O futuro não é seguro e o passado está cheio de cadáveres, afirmou Oz numa entrevista recente ao Público, denunciando o devir sem futuro de Israel, mas ao tempo, o lado mais sombrio da modernidade, com os seus totalitarismos, chauvinismos, fundamentalismos religiosos e desastes ambientais. Há que denunciar não só a ocupação da Palestina que enfraquece Israel, mas também todo o fanatismo que é mais velho que o Islão, do que o Cristianismo, do que o Judaísmo. Esse o compromisso de Oz face ao tempo, ao sofrimento, ao preconceito, à tragédia, à perda e à derrota. (...) Comprometo-me, escrevo artigos, escrevo histórias e nunca misturo uma coisa com a outra, mesmo haja nos romances uma mensagem metapolítica.

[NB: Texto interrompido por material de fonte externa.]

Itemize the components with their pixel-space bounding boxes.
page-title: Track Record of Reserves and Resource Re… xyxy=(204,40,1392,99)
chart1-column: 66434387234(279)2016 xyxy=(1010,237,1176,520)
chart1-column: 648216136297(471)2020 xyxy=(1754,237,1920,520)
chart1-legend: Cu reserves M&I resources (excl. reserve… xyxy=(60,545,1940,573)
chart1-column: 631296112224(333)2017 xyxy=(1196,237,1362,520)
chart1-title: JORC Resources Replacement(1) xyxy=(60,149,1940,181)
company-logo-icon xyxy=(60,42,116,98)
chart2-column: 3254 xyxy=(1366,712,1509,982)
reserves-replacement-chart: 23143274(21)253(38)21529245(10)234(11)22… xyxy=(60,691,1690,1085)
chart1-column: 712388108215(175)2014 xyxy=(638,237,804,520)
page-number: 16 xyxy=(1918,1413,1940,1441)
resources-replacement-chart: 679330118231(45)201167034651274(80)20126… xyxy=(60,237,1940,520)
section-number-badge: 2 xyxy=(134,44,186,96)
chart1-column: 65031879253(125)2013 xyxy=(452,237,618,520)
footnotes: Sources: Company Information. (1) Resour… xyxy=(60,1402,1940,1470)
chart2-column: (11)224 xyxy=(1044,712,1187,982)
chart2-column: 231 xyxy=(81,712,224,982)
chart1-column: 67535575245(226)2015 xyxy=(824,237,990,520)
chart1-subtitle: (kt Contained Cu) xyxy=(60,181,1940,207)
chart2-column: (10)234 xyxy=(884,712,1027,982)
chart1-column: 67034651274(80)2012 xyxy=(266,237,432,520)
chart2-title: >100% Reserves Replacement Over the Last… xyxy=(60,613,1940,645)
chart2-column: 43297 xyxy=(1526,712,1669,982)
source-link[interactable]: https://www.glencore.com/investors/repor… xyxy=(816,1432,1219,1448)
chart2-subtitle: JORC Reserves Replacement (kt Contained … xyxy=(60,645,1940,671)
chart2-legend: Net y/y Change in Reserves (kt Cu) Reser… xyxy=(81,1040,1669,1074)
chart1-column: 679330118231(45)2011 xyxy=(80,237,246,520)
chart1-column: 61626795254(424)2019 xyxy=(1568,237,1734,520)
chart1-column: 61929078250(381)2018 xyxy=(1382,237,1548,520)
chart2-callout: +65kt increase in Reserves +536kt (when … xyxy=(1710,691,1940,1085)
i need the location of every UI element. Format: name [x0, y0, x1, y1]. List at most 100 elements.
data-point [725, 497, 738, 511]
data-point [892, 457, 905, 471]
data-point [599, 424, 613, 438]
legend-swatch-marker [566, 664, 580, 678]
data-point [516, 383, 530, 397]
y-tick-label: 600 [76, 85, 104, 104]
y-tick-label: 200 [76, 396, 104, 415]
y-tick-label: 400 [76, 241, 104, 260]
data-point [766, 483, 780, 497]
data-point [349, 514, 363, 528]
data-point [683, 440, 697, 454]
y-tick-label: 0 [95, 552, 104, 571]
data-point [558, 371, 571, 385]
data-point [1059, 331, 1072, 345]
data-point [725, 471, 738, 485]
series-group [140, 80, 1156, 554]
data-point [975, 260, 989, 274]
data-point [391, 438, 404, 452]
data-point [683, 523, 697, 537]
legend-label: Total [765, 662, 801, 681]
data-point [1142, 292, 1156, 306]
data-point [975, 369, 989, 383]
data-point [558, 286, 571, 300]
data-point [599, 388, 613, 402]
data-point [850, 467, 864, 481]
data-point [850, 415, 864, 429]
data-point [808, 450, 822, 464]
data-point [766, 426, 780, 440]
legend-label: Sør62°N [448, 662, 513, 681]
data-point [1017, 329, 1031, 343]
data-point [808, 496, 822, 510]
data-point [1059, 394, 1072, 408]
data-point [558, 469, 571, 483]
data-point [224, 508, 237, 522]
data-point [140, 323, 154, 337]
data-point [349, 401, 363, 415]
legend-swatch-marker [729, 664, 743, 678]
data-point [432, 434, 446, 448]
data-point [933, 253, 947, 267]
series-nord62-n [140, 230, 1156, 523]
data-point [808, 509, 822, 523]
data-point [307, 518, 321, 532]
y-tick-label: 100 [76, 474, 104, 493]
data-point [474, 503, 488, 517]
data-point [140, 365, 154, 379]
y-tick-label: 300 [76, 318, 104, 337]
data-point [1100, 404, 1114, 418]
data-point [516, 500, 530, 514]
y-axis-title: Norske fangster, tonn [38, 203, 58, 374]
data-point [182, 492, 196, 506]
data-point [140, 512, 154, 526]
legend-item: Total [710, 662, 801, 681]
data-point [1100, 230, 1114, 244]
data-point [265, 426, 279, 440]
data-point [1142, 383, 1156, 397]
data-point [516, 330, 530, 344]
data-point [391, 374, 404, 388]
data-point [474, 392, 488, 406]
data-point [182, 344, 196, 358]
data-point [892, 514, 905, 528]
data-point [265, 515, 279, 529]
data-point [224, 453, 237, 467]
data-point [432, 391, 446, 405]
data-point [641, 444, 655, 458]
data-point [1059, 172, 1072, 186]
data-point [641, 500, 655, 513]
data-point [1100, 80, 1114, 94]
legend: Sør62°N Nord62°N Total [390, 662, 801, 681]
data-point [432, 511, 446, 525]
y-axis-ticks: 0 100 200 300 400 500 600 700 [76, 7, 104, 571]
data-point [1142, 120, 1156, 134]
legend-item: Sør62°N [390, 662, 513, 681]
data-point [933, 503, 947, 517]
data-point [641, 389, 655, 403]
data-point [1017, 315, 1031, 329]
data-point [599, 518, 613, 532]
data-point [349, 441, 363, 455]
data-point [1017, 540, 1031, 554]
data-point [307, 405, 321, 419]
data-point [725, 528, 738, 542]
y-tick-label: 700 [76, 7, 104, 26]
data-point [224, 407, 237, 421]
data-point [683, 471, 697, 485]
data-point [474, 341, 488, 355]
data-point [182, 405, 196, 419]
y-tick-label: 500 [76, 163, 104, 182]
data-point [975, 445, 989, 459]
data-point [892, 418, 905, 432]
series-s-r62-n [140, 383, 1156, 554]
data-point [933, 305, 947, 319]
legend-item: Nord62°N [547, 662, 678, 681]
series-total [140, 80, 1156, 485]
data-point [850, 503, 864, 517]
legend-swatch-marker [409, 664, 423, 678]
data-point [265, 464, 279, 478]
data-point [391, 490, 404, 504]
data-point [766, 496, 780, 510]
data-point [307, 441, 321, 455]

Não, nem as mulheres nem os árabes têm cauda e cornos, como acreditava, Profi (que poderia ser Oz), o rapaz do romance Uma pantera na cave, eis o que se pode ler, ainda, no pequeno livro que hoje o Público oferece aos seus leitores. Originalmente publicado sob o título Help us to divorce, Contra o fanatismo é um relâmpago que ilumina as trevas onde mergulha o conflito israelo-palestianiano. Um apelo à paz feito por alguém que confessa que, também ele, quando muito jovem, era um pequeno fanático de cérebro lavado, que viu, depois, derramar-se num dia de calor tórrido o copo de água fria que poderia matar a sede aos dois povos. Para matar a sede de paz daqueles que verdadeiramente a procuram nos dois lados, talvez seja agora preciso encher de água dois copos diferentes, um compromisso doloroso, um divórcio que separe quem não consegue partilhar o mesmo copo de água fria num dia de calor tórrido, mas que uma vez consumado divórcio e a partilha, pensa Oz, Israelitas e Palestinianos poderão, então, saltarem por cima da terra repartida para beberem juntos dois copos de água fria.